Friday, August 2, 1996


My Religion of Technology
by Hey Chet

After a long week at work, here are some of my thoughts on the pessimism that has permeated the market and the gleeful shorts who must be dreaming that the market will go to zero.

Surely, music meant to glorify God and King written by a musical genius such as Bach can walk through time and touch one's soul. It occurred to me that today more people are affected by this music in a day than heard it in every performance while it was directed by the composer several hundred years ago. It was performed then for the "select" few who could commission the piece. Today the technology that enriches our lives so much is as embarrassingly inexpensive as buying a Walkman.

In the dark ages, information was the property of the few, so much so that it was gilded as art. Monks spent their lives "illuminating" the Bible a page at a time, that is, until Gutenberg invented the press, and created a debatably useless product. The product was one that few could afford, or look at and understand -- the Bible in print.
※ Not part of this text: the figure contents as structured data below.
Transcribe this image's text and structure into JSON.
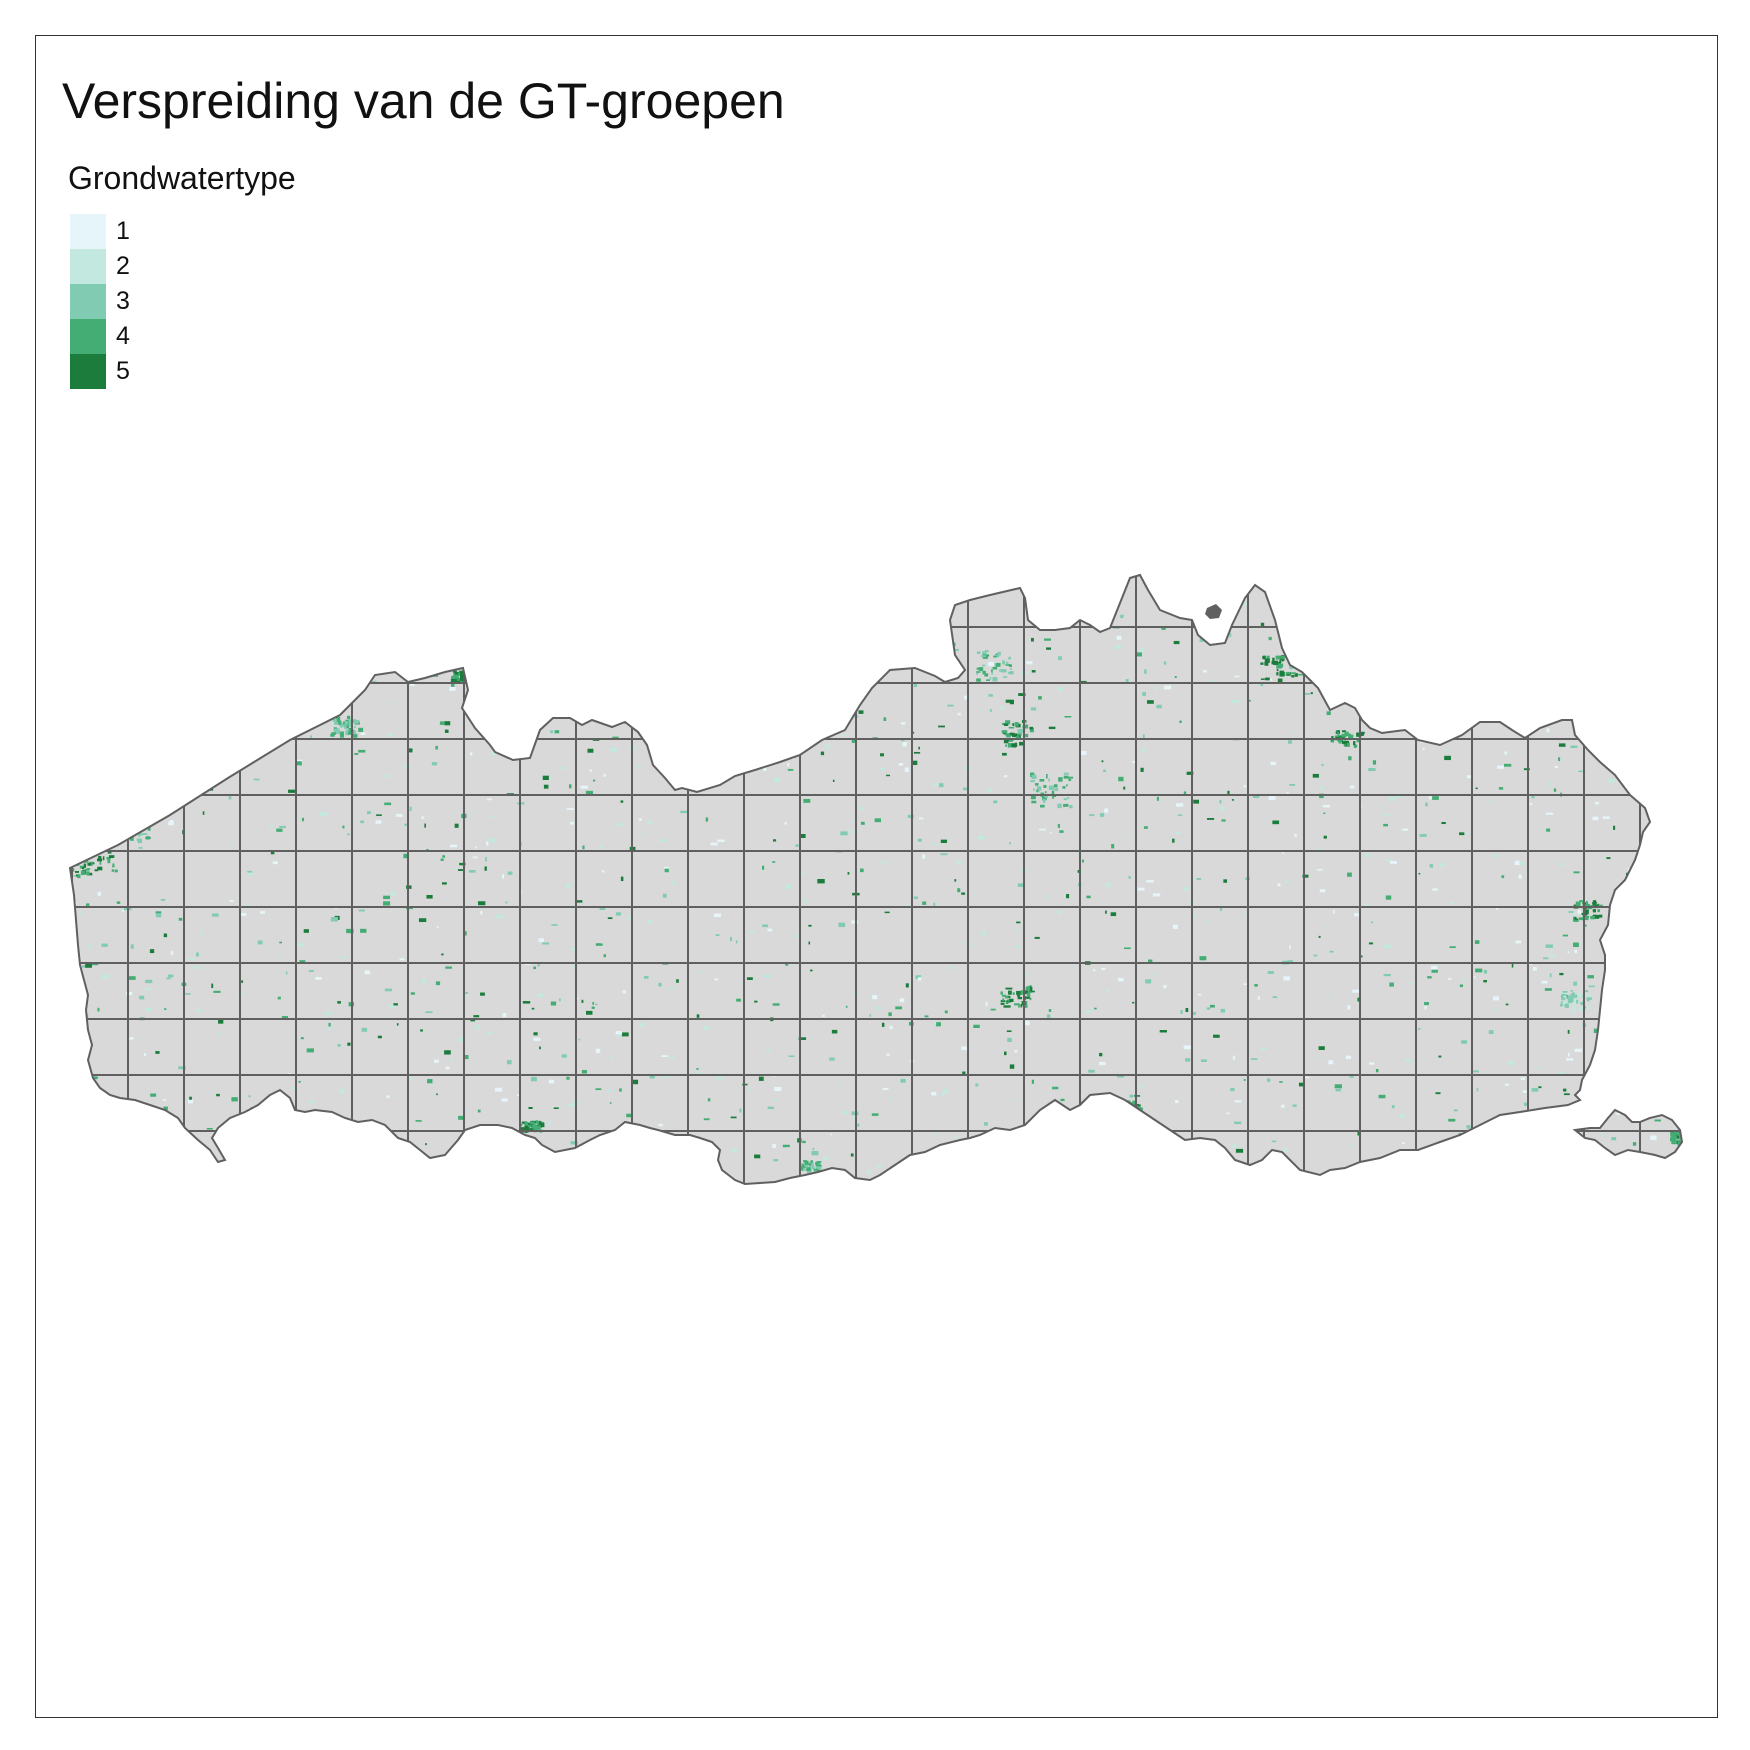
{
  "map": {
    "title": "Verspreiding van de GT-groepen",
    "legend": {
      "title": "Grondwatertype",
      "items": [
        {
          "label": "1",
          "color": "#e5f5f9"
        },
        {
          "label": "2",
          "color": "#c2e8df"
        },
        {
          "label": "3",
          "color": "#80cbb2"
        },
        {
          "label": "4",
          "color": "#43ad73"
        },
        {
          "label": "5",
          "color": "#1b7c3c"
        }
      ]
    },
    "region_fill": "#d9d9d9",
    "outline_color": "#606060",
    "grid_color": "#606060"
  }
}
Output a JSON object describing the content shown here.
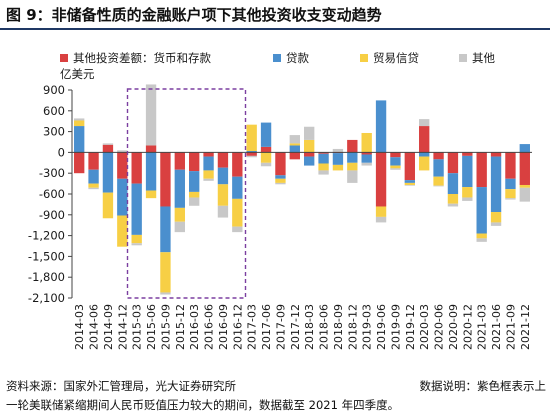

I will remember forever the day when Gorbachev announced a unilateral reduction in SS-20N nuclear missiles aimed at Europe. At the time I was certain that Stars Wars, the B-2 and NATO's resolve brought it to an end. After a decade's reflection, I believe it was "Star Wars" of a different kind; it was a communications satellite broadcasting CNN & MTV.
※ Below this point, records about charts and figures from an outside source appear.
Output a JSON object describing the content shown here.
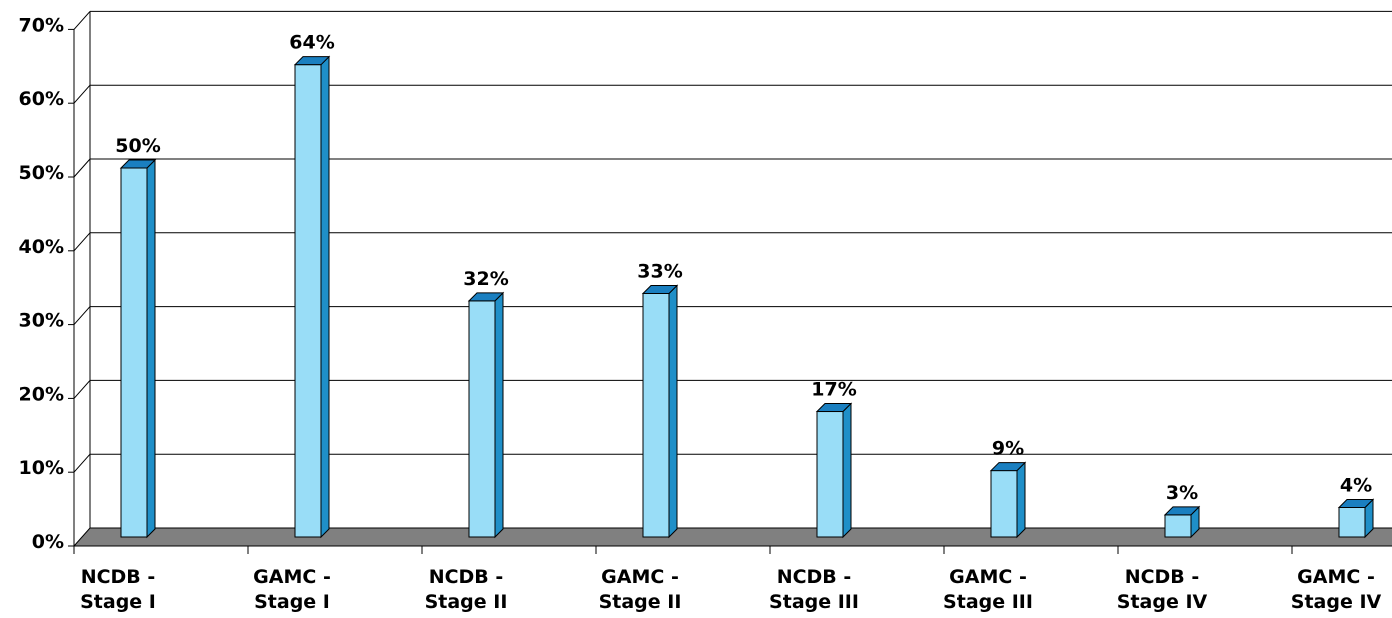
{
  "chart_data": {
    "type": "bar",
    "title": "",
    "xlabel": "",
    "ylabel": "",
    "categories": [
      [
        "NCDB -",
        "Stage I"
      ],
      [
        "GAMC -",
        "Stage I"
      ],
      [
        "NCDB -",
        "Stage II"
      ],
      [
        "GAMC -",
        "Stage II"
      ],
      [
        "NCDB -",
        "Stage III"
      ],
      [
        "GAMC -",
        "Stage III"
      ],
      [
        "NCDB -",
        "Stage IV"
      ],
      [
        "GAMC -",
        "Stage IV"
      ]
    ],
    "values": [
      50,
      64,
      32,
      33,
      17,
      9,
      3,
      4
    ],
    "data_labels": [
      "50%",
      "64%",
      "32%",
      "33%",
      "17%",
      "9%",
      "3%",
      "4%"
    ],
    "ylim": [
      0,
      70
    ],
    "yticks": [
      0,
      10,
      20,
      30,
      40,
      50,
      60,
      70
    ],
    "ytick_labels": [
      "0%",
      "10%",
      "20%",
      "30%",
      "40%",
      "50%",
      "60%",
      "70%"
    ],
    "grid": true,
    "legend": "none",
    "style": "3d",
    "colors": {
      "bar_front": "#99ddf7",
      "bar_side": "#1f8fc8",
      "bar_top": "#1a7fc0",
      "floor": "#808080",
      "grid": "#000000",
      "text": "#000000"
    }
  }
}
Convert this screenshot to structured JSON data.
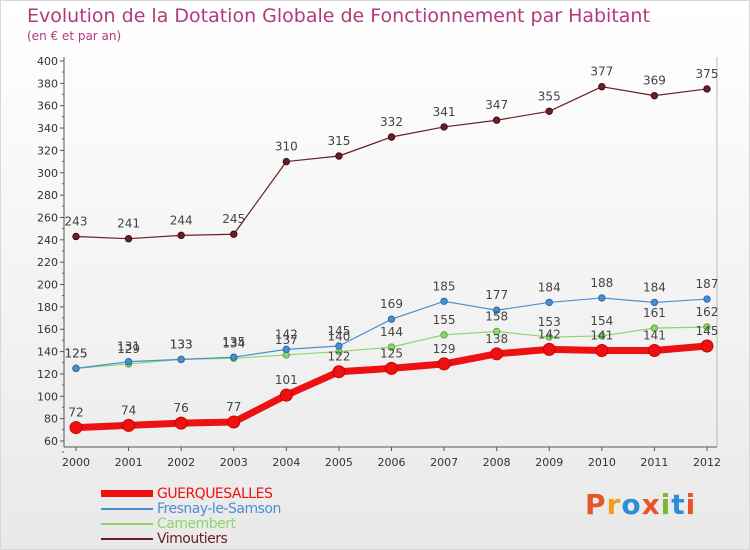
{
  "header": {
    "title": "Evolution de la Dotation Globale de Fonctionnement par Habitant",
    "subtitle": "(en € et par an)"
  },
  "logo": {
    "text": "Proxiti",
    "colors": [
      "#e8542a",
      "#f39b1c",
      "#2c8ed6",
      "#e8542a",
      "#7ab82e",
      "#2c8ed6",
      "#e8542a"
    ]
  },
  "chart_data": {
    "type": "line",
    "title": "Evolution de la Dotation Globale de Fonctionnement par Habitant",
    "subtitle": "(en € et par an)",
    "x": [
      "2000",
      "2001",
      "2002",
      "2003",
      "2004",
      "2005",
      "2006",
      "2007",
      "2008",
      "2009",
      "2010",
      "2011",
      "2012"
    ],
    "ylim": [
      60,
      400
    ],
    "yticks": [
      60,
      80,
      100,
      120,
      140,
      160,
      180,
      200,
      220,
      240,
      260,
      280,
      300,
      320,
      340,
      360,
      380,
      400
    ],
    "grid": false,
    "legend_position": "bottom-left",
    "series": [
      {
        "name": "GUERQUESALLES",
        "color": "#ee1111",
        "values": [
          72,
          74,
          76,
          77,
          101,
          122,
          125,
          129,
          138,
          142,
          141,
          141,
          145
        ]
      },
      {
        "name": "Fresnay-le-Samson",
        "color": "#4a90d0",
        "values": [
          125,
          131,
          133,
          135,
          142,
          145,
          169,
          185,
          177,
          184,
          188,
          184,
          187
        ]
      },
      {
        "name": "Camembert",
        "color": "#8cd66b",
        "values": [
          125,
          129,
          133,
          134,
          137,
          140,
          144,
          155,
          158,
          153,
          154,
          161,
          162
        ]
      },
      {
        "name": "Vimoutiers",
        "color": "#6b1f24",
        "values": [
          243,
          241,
          244,
          245,
          310,
          315,
          332,
          341,
          347,
          355,
          377,
          369,
          375
        ]
      }
    ]
  }
}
In these three seemingly random thoughts, there is a common theme, that new technology had unanticipated positive results. Clearly, not all of technology's side effects are beneficial, but most are. After all, if technology were, on balance, corrosive to the human spirit, we would successfully have banned it.

Yet instead of outlawing it, societies that embrace it are encouraged by economic and social expansion as they raise the standard of living of the entire world. In a way, a technological nation may be seen as a new Athens or Rome. As one of China's main exports will be motherboards that need American and Japanese processors, can we envision a kind of "Pax Pentium"? Will China be brought into the world of nations, not by politics, but rather by the demands of its need for technological tools? Is it possible that China's "Velvet Revolution" will happen on the Internet?

Almost thirty years ago, while standing in the dust, a few looked to the stars. With an opposed thumb, a dream, and all the awesome power you find in one of today's pocket calculators, they reached for and touched the moon. The world stood still, waited, cried, then applauded. As individuals, we may look to the stars of our future and see only the smoke of fear and uncertainty and have doubt about many things. But, what we should have no doubt about, is that we have the technology to shape our destiny.

With this in mind, my rhetorical question is, where are we to invest? Why not where we will live, in the future, and in the technologies that will bring us there?

Someday soon you will hear a short (a.k.a. flat earther) on CNBC say that this or that product has more memory, processing power or information sharing potential than people "need." If this makes you believe that you should defensively invest in companies' issues that scrape yellow metal out of the dirt, think what this short would have said about Gutenberg GMBH, then go listen to the beauty of Bach and await the future.